We adopted an assistant to scaffold unit tests for a data-processing service and quickly got a suite of passing tests. The tests checked shapes, a handful of example inputs, and HTTP responses — everything green on CI. Production incidents began when malformed payloads and edge-case timestamps slipped through; the test suite never flagged them.

That experience taught us a specific lesson: model-generated tests often reflect high‑frequency patterns from training data rather than the invariants we actually care about. In our case the AI produced tidy example-driven assertions instead of property checks or negative tests. I used a small write-up and the team’s AI workflow on crompt.ai to recreate the issue and to discuss how our pipeline treated generated tests as finished work rather than drafts.

What went wrong in the generated tests

The assistant produced tests that asserted exact object equality for a few canonical inputs. That looks thorough at first, but it missed three failure modes: nulls in nested fields, timezone-normalized timestamps, and duplicated IDs. The generated assertions matched the assistant’s example output, so they would always pass for the happy path the model favored.

Two small model behaviors compounded here. First, the model biases toward common, concise examples — it suggested a handful of positive cases and default values. Second, the model tends to produce deterministic-looking outputs, so it didn’t suggest randomized or property-based tests that exercise edge rules. We started using the assistant in multi-turn refinement via the chat interface to ask for more edge cases, but those follow-ups were treated as optional rather than required by the team.

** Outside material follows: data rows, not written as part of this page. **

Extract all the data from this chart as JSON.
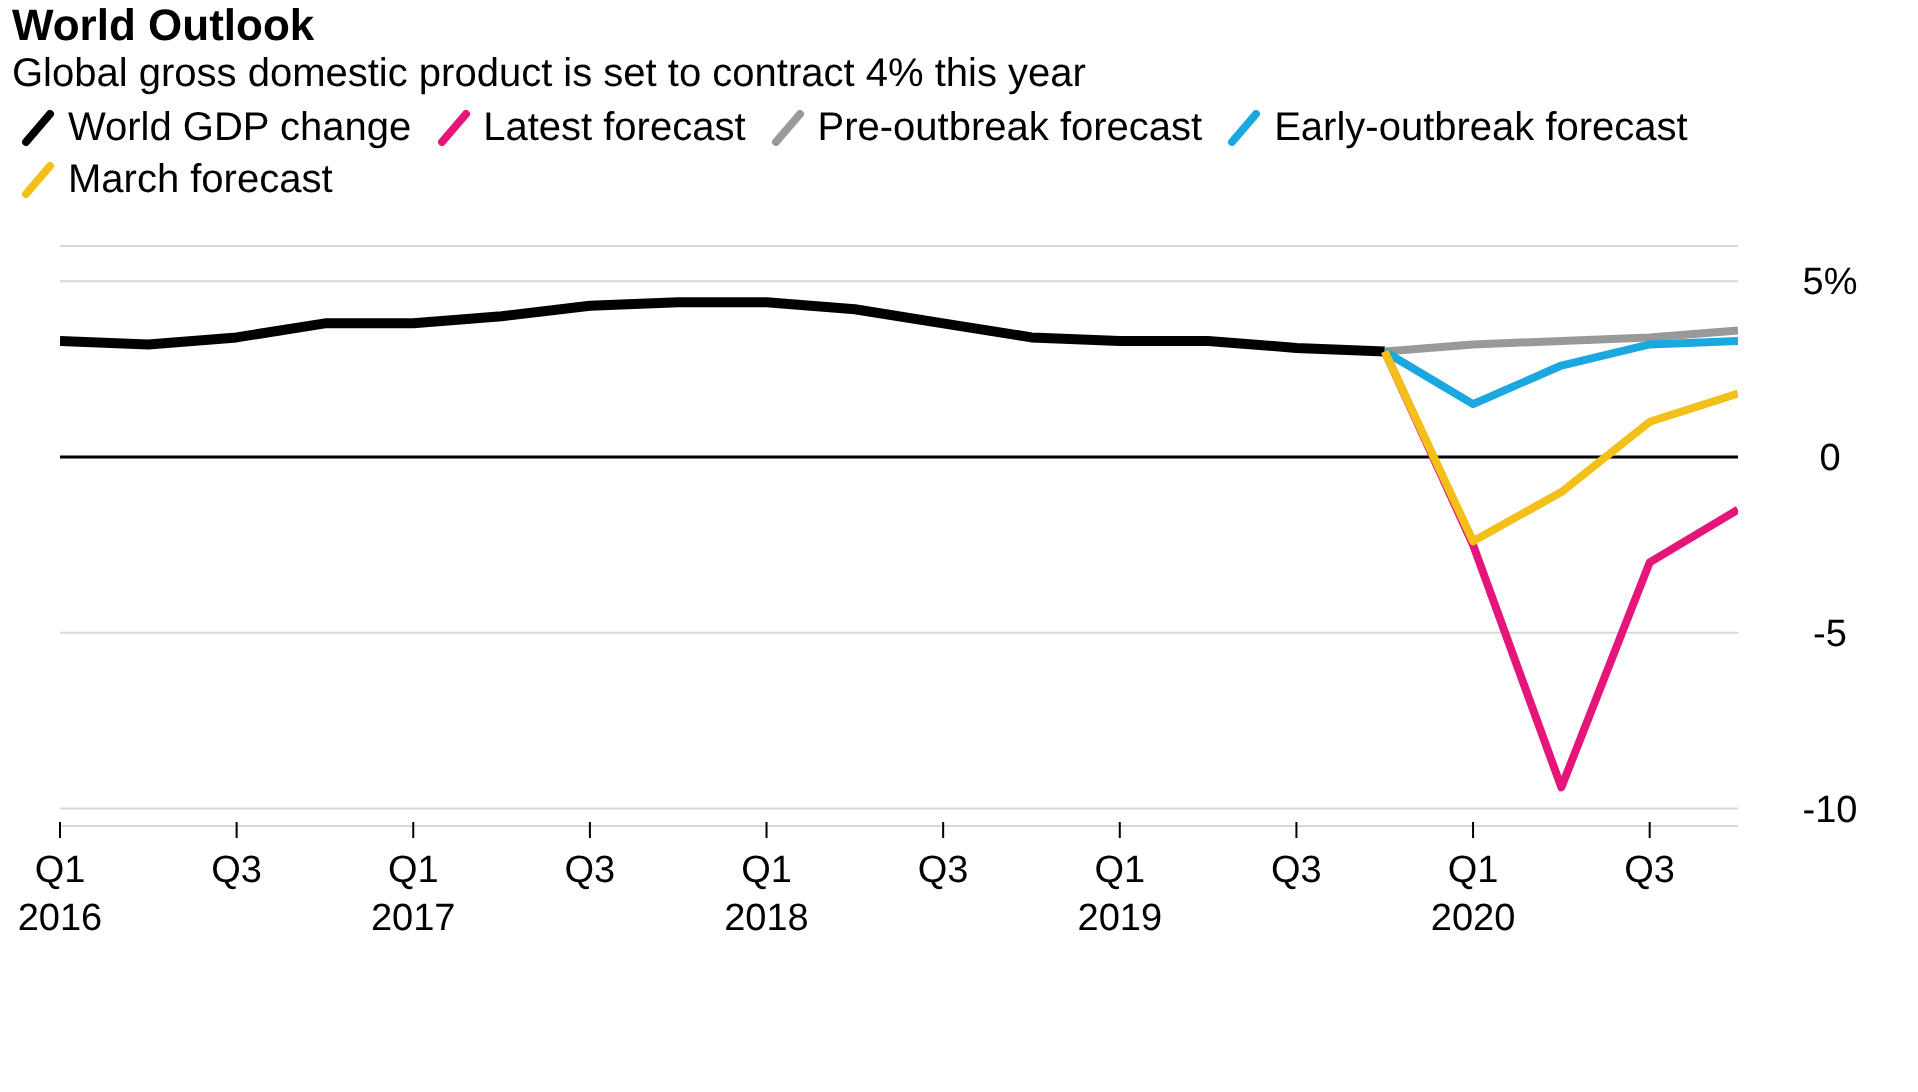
{
  "chart_data": {
    "type": "line",
    "title": "World Outlook",
    "subtitle": "Global gross domestic product is set to contract 4% this year",
    "legend": "top left",
    "grid": "y",
    "line_style": "solid",
    "xlim": [
      "2016-01",
      "2020-10"
    ],
    "xticks": [
      {
        "value": "2016-01",
        "label": "Q1 2016"
      },
      {
        "value": "2016-07",
        "label": "Q3"
      },
      {
        "value": "2017-01",
        "label": "Q1 2017"
      },
      {
        "value": "2017-07",
        "label": "Q3"
      },
      {
        "value": "2018-01",
        "label": "Q1 2018"
      },
      {
        "value": "2018-07",
        "label": "Q3"
      },
      {
        "value": "2019-01",
        "label": "Q1 2019"
      },
      {
        "value": "2019-07",
        "label": "Q3"
      },
      {
        "value": "2020-01",
        "label": "Q1 2020"
      },
      {
        "value": "2020-07",
        "label": "Q3"
      }
    ],
    "ylim": [
      -10.5,
      6
    ],
    "yticks": [
      -10,
      -5,
      0,
      {
        "value": 5,
        "label": "5%"
      }
    ],
    "series": [
      {
        "name": "World GDP change",
        "color": "#000000",
        "x": [
          "2016-01",
          "2016-04",
          "2016-07",
          "2016-10",
          "2017-01",
          "2017-04",
          "2017-07",
          "2017-10",
          "2018-01",
          "2018-04",
          "2018-07",
          "2018-10",
          "2019-01",
          "2019-04",
          "2019-07",
          "2019-10"
        ],
        "values": [
          3.3,
          3.2,
          3.4,
          3.8,
          3.8,
          4.0,
          4.3,
          4.4,
          4.4,
          4.2,
          3.8,
          3.4,
          3.3,
          3.3,
          3.1,
          3.0
        ]
      },
      {
        "name": "Latest forecast",
        "color": "#e5157a",
        "x": [
          "2019-10",
          "2020-01",
          "2020-04",
          "2020-07",
          "2020-10"
        ],
        "values": [
          3.0,
          -2.5,
          -9.4,
          -3.0,
          -1.5
        ]
      },
      {
        "name": "Pre-outbreak forecast",
        "color": "#999999",
        "x": [
          "2019-10",
          "2020-01",
          "2020-04",
          "2020-07",
          "2020-10"
        ],
        "values": [
          3.0,
          3.2,
          3.3,
          3.4,
          3.6
        ]
      },
      {
        "name": "Early-outbreak forecast",
        "color": "#1ba7e0",
        "x": [
          "2019-10",
          "2020-01",
          "2020-04",
          "2020-07",
          "2020-10"
        ],
        "values": [
          3.0,
          1.5,
          2.6,
          3.2,
          3.3
        ]
      },
      {
        "name": "March forecast",
        "color": "#f2c018",
        "x": [
          "2019-10",
          "2020-01",
          "2020-04",
          "2020-07",
          "2020-10"
        ],
        "values": [
          3.0,
          -2.4,
          -1.0,
          1.0,
          1.8
        ]
      }
    ]
  }
}
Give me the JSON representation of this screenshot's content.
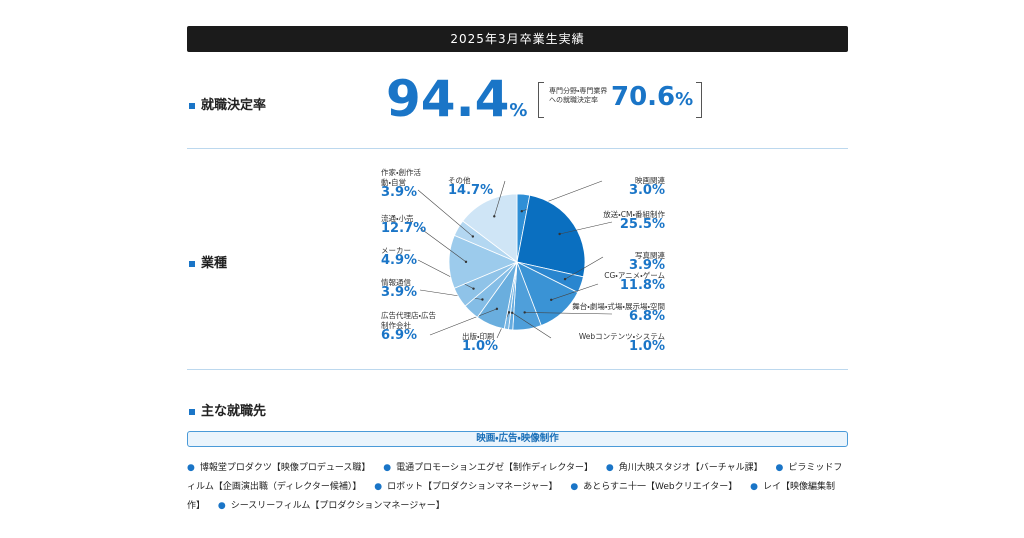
{
  "header": {
    "title": "2025年3月卒業生実績"
  },
  "stats": {
    "label": "就職決定率",
    "rate": "94.4",
    "unit": "%",
    "sub_label": "専門分野・専門業界への就職決定率",
    "sub_rate": "70.6"
  },
  "chart_data": {
    "type": "pie",
    "title": "業種",
    "categories": [
      "映画関連",
      "放送・CM・番組制作",
      "写真関連",
      "CG・アニメ・ゲーム",
      "舞台・劇場・式場・展示場・空間",
      "Webコンテンツ・システム",
      "出版・印刷",
      "広告代理店・広告制作会社",
      "情報通信",
      "メーカー",
      "流通・小売",
      "作家・創作活動・自営",
      "その他"
    ],
    "values": [
      3.0,
      25.5,
      3.9,
      11.8,
      6.8,
      1.0,
      1.0,
      6.9,
      3.9,
      4.9,
      12.7,
      3.9,
      14.7
    ],
    "value_labels": [
      "3.0%",
      "25.5%",
      "3.9%",
      "11.8%",
      "6.8%",
      "1.0%",
      "1.0%",
      "6.9%",
      "3.9%",
      "4.9%",
      "12.7%",
      "3.9%",
      "14.7%"
    ],
    "colors": [
      "#2f8fd6",
      "#0a6fc0",
      "#2a86cf",
      "#3a93d5",
      "#4f9fda",
      "#64abe0",
      "#78b6e3",
      "#6aaede",
      "#84bde6",
      "#8fc3e8",
      "#9ccbec",
      "#b3d7f1",
      "#cfe5f6"
    ]
  },
  "employers": {
    "label": "主な就職先",
    "category": "映画・広告・映像制作",
    "items": [
      "博報堂プロダクツ【映像プロデュース職】",
      "電通プロモーションエグゼ【制作ディレクター】",
      "角川大映スタジオ【バーチャル課】",
      "ピラミッドフィルム【企画演出職（ディレクター候補）】",
      "ロボット【プロダクションマネージャー】",
      "あとらすニ十一【Webクリエイター】",
      "レイ【映像編集制作】",
      "シースリーフィルム【プロダクションマネージャー】"
    ]
  }
}
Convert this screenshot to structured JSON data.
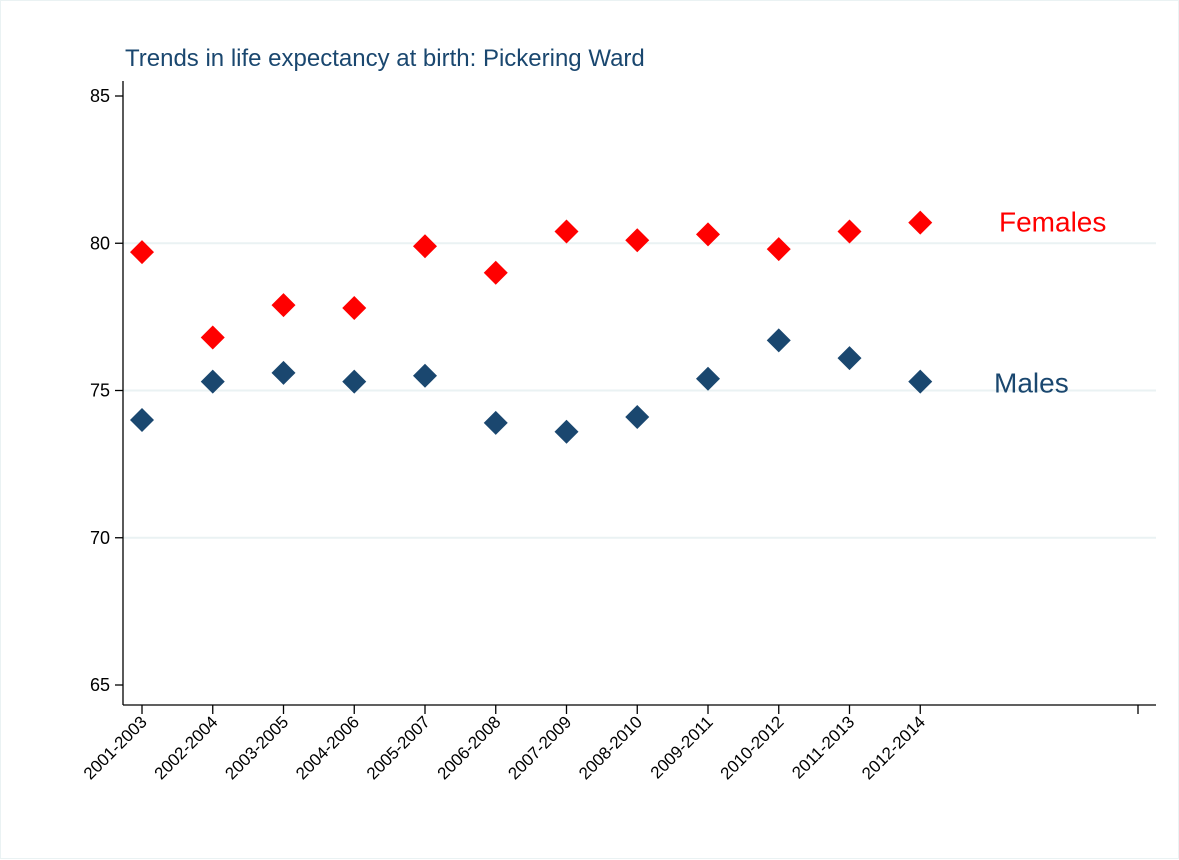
{
  "chart_data": {
    "type": "scatter",
    "title": "Trends in life expectancy at birth: Pickering Ward",
    "xlabel": "",
    "ylabel": "",
    "categories": [
      "2001-2003",
      "2002-2004",
      "2003-2005",
      "2004-2006",
      "2005-2007",
      "2006-2008",
      "2007-2009",
      "2008-2010",
      "2009-2011",
      "2010-2012",
      "2011-2013",
      "2012-2014",
      ""
    ],
    "ylim": [
      65,
      85
    ],
    "yticks": [
      "65",
      "70",
      "75",
      "80",
      "85"
    ],
    "grid": true,
    "marker": "diamond",
    "series": [
      {
        "name": "Females",
        "color": "#ff0000",
        "values": [
          79.7,
          76.8,
          77.9,
          77.8,
          79.9,
          79.0,
          80.4,
          80.1,
          80.3,
          79.8,
          80.4,
          80.7
        ]
      },
      {
        "name": "Males",
        "color": "#1a476f",
        "values": [
          74.0,
          75.3,
          75.6,
          75.3,
          75.5,
          73.9,
          73.6,
          74.1,
          75.4,
          76.7,
          76.1,
          75.3
        ]
      }
    ]
  }
}
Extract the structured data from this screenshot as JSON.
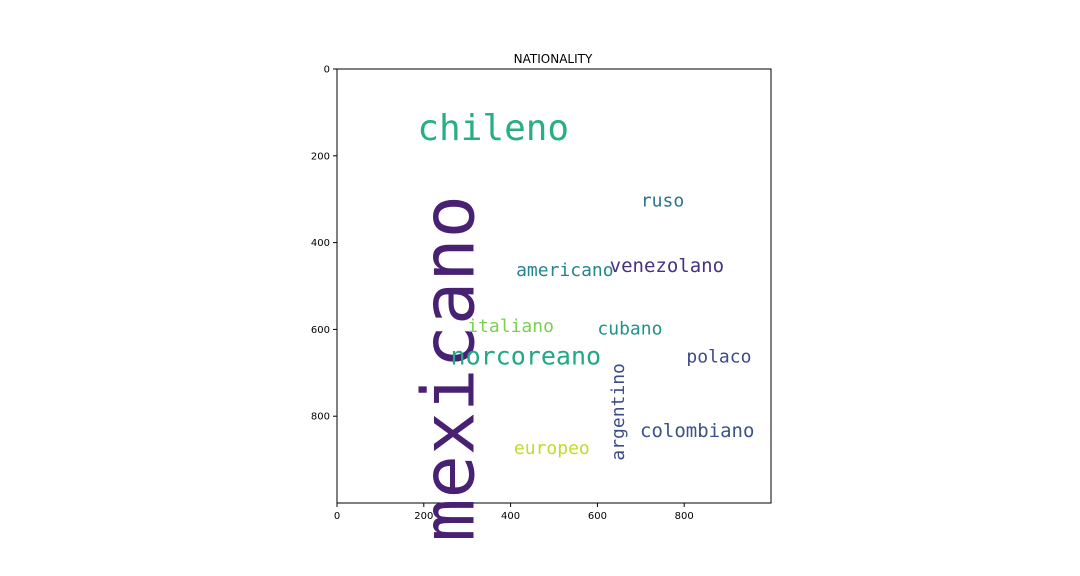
{
  "chart_data": {
    "type": "wordcloud",
    "title": "NATIONALITY",
    "xlabel": "",
    "ylabel": "",
    "xlim": [
      0,
      1000
    ],
    "ylim": [
      0,
      1000
    ],
    "y_inverted": true,
    "x_ticks": [
      "0",
      "200",
      "400",
      "600",
      "800"
    ],
    "y_ticks": [
      "0",
      "200",
      "400",
      "600",
      "800"
    ],
    "grid": false,
    "words": [
      {
        "text": "mexicano",
        "x": 270,
        "y": 690,
        "size": 72,
        "color": "#482173",
        "orientation": "vertical"
      },
      {
        "text": "chileno",
        "x": 360,
        "y": 140,
        "size": 36,
        "color": "#29af7f",
        "orientation": "horizontal"
      },
      {
        "text": "norcoreano",
        "x": 435,
        "y": 665,
        "size": 25,
        "color": "#22a884",
        "orientation": "horizontal"
      },
      {
        "text": "venezolano",
        "x": 760,
        "y": 455,
        "size": 19,
        "color": "#46327e",
        "orientation": "horizontal"
      },
      {
        "text": "americano",
        "x": 525,
        "y": 465,
        "size": 18,
        "color": "#25858e",
        "orientation": "horizontal"
      },
      {
        "text": "colombiano",
        "x": 830,
        "y": 835,
        "size": 19,
        "color": "#3b528b",
        "orientation": "horizontal"
      },
      {
        "text": "italiano",
        "x": 400,
        "y": 595,
        "size": 18,
        "color": "#7ad151",
        "orientation": "horizontal"
      },
      {
        "text": "cubano",
        "x": 675,
        "y": 600,
        "size": 18,
        "color": "#21918c",
        "orientation": "horizontal"
      },
      {
        "text": "polaco",
        "x": 880,
        "y": 665,
        "size": 18,
        "color": "#3e4989",
        "orientation": "horizontal"
      },
      {
        "text": "ruso",
        "x": 750,
        "y": 305,
        "size": 18,
        "color": "#2c728e",
        "orientation": "horizontal"
      },
      {
        "text": "argentino",
        "x": 650,
        "y": 790,
        "size": 18,
        "color": "#3e4c8a",
        "orientation": "vertical"
      },
      {
        "text": "europeo",
        "x": 495,
        "y": 875,
        "size": 18,
        "color": "#bddf26",
        "orientation": "horizontal"
      }
    ]
  }
}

How the failure surfaced during development

The issue appeared intermittently: some production messages were missing optional fields, others contained timestamp strings from external systems. Because our CI relied on the generated tests, the regressions slipped past code review. Debugging showed the tests validated output structure but not business rules like idempotency or numeric tolerances.

What made this subtle was the false confidence of green CI. The team assumed test coverage equaled behavioral coverage. We used a small verification pass where developers cross-checked model suggestions with a manual inventory and a verification checklist informed by a deep research approach — but that step was inconsistent. The root cause was not a single missing assertion; it was a cultural shortcut: treating AI output as production-ready instead of a draft to be stress-tested.

Practical mitigations and takeaways

In subsequent iterations we changed the workflow: require at least one property-based test or fuzzed input per function and add contract tests that validate invariants rather than example outputs. We also added mutation testing to reveal brittle assertions and started annotating AI-generated tests clearly so reviewers would pay more attention.

AI-generated tests are valuable for scaffolding, but they shouldn’t replace thinking about invariants. Small model preferences (example-driven answers, omission of negative cases) can be harmless in isolation and dangerous in aggregate; the fix is a combination of process (mandatory adversarial tests) and tooling (mutation and property-based testing) to force the model’s blind spots to surface during review.